According to an explanatory blog post by Staked validation service provider, its team rolled out a number of performance improvements to increase its attestation rate. This metric displays the percentage of time the validator marks “its” blocks successfully. Even before the adjustment, Staked’s attestation rate was higher than that of the entire network.
Despite this fact, Staked decided to fix two issues and scale up the number of beacon nodes to improve the level of attestation. The whole set of updates had been stress tested in a “canary” environment.
However, on the “real” ETH2 Beacon Chain, Staked’s validators restarted more frequently than in testnet. As the Staked team disabled one slashing protection mechanism, their validators started to sign a second version of the same blocks which, in turn, led to a slashing event.
Staked admitted that the performance improvements achieved by the latest updates were not worth the new risks. Also, according to them, it is really difficult to find out all of the possible results of the upgrade in existing testnets.

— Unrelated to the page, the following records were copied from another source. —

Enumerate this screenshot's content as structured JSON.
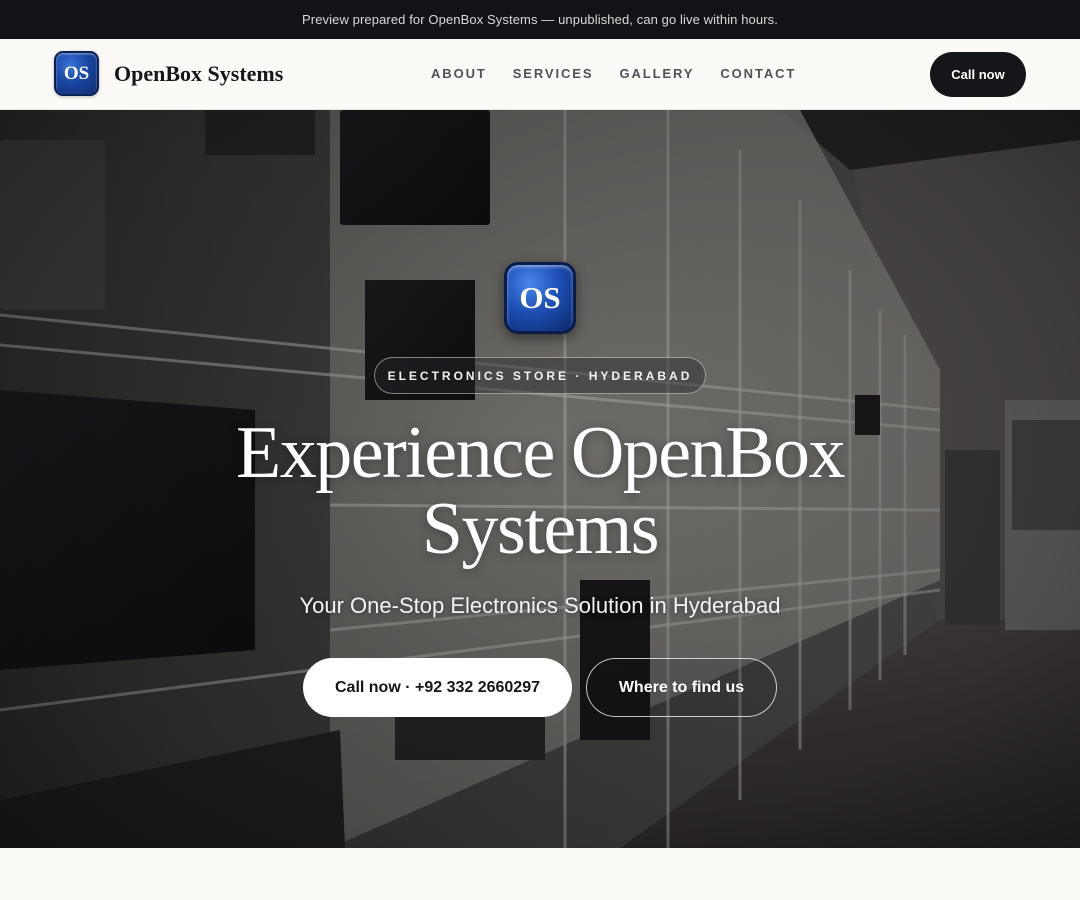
{
  "preview_bar": {
    "text": "Preview prepared for OpenBox Systems — unpublished, can go live within hours."
  },
  "header": {
    "logo_text": "OS",
    "brand_name": "OpenBox Systems",
    "nav": [
      {
        "label": "ABOUT"
      },
      {
        "label": "SERVICES"
      },
      {
        "label": "GALLERY"
      },
      {
        "label": "CONTACT"
      }
    ],
    "cta_label": "Call now"
  },
  "hero": {
    "logo_text": "OS",
    "eyebrow": "ELECTRONICS STORE · HYDERABAD",
    "title_line1": "Experience OpenBox",
    "title_line2": "Systems",
    "subtitle": "Your One-Stop Electronics Solution in Hyderabad",
    "primary_cta": "Call now · +92 332 2660297",
    "secondary_cta": "Where to find us",
    "background_icon": "electronics-showroom-photo"
  },
  "colors": {
    "preview_bar_bg": "#111317",
    "header_bg": "#fbfaf7",
    "cta_dark": "#15161a",
    "logo_blue": "#1d4fb5",
    "page_bg": "#faf9f6"
  }
}
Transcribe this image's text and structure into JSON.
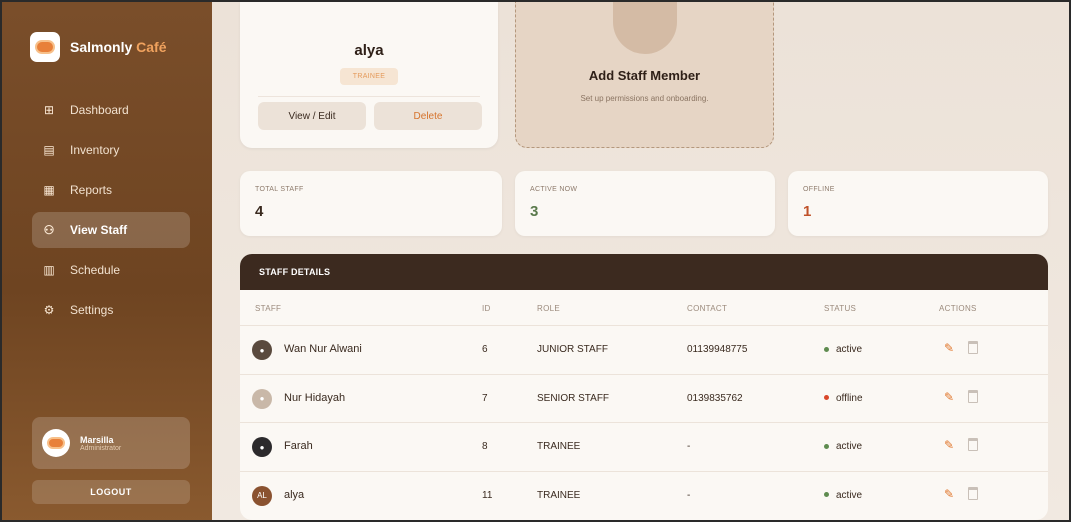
{
  "brand": {
    "name": "Salmonly",
    "accent": "Café"
  },
  "nav": [
    {
      "label": "Dashboard",
      "icon": "⊞",
      "active": false
    },
    {
      "label": "Inventory",
      "icon": "▤",
      "active": false
    },
    {
      "label": "Reports",
      "icon": "▦",
      "active": false
    },
    {
      "label": "View Staff",
      "icon": "⚇",
      "active": true
    },
    {
      "label": "Schedule",
      "icon": "▥",
      "active": false
    },
    {
      "label": "Settings",
      "icon": "⚙",
      "active": false
    }
  ],
  "profile": {
    "name": "Marsilla",
    "role": "Administrator"
  },
  "logout_label": "LOGOUT",
  "staff_card": {
    "name": "alya",
    "badge": "TRAINEE",
    "view_label": "View / Edit",
    "delete_label": "Delete"
  },
  "add_card": {
    "title": "Add Staff Member",
    "subtitle": "Set up permissions and onboarding."
  },
  "stats": [
    {
      "label": "TOTAL STAFF",
      "value": "4",
      "color": "#3a2a1f"
    },
    {
      "label": "ACTIVE NOW",
      "value": "3",
      "color": "#5a7a4c"
    },
    {
      "label": "OFFLINE",
      "value": "1",
      "color": "#c0522a"
    }
  ],
  "table": {
    "title": "STAFF DETAILS",
    "columns": [
      "STAFF",
      "ID",
      "ROLE",
      "CONTACT",
      "STATUS",
      "ACTIONS"
    ],
    "rows": [
      {
        "name": "Wan Nur Alwani",
        "id": "6",
        "role": "JUNIOR STAFF",
        "contact": "01139948775",
        "status": "active",
        "avatar": ""
      },
      {
        "name": "Nur Hidayah",
        "id": "7",
        "role": "SENIOR STAFF",
        "contact": "0139835762",
        "status": "offline",
        "avatar": ""
      },
      {
        "name": "Farah",
        "id": "8",
        "role": "TRAINEE",
        "contact": "-",
        "status": "active",
        "avatar": ""
      },
      {
        "name": "alya",
        "id": "11",
        "role": "TRAINEE",
        "contact": "-",
        "status": "active",
        "avatar": "AL"
      }
    ]
  },
  "colors": {
    "active_dot": "#5e8b4f",
    "offline_dot": "#d9472a",
    "edit_icon": "#e0752a"
  }
}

What about customers’ “funds?”
Now the team is persisting in slashing a database by Prysm to avoid such mistakes in the future. At the same time, Staked assures readers that no clients’ funds are at risk.
Staked will reimburse customers for both slashed Ethers and lost rewards. Right now the team is trying to contact all affected customers with the details of the accident.
As covered by U.Today previously, validators’ slashing is not a unique event in Ethereum 2.0. For instance, the first event of its kind took place one day after the network launched.
Meanwhile, Ethereum’s inventor, Vitalik Buterin, treats slashing and penalizing rules in Ethereum 2.0 as “forgiving” after their latest adjustment.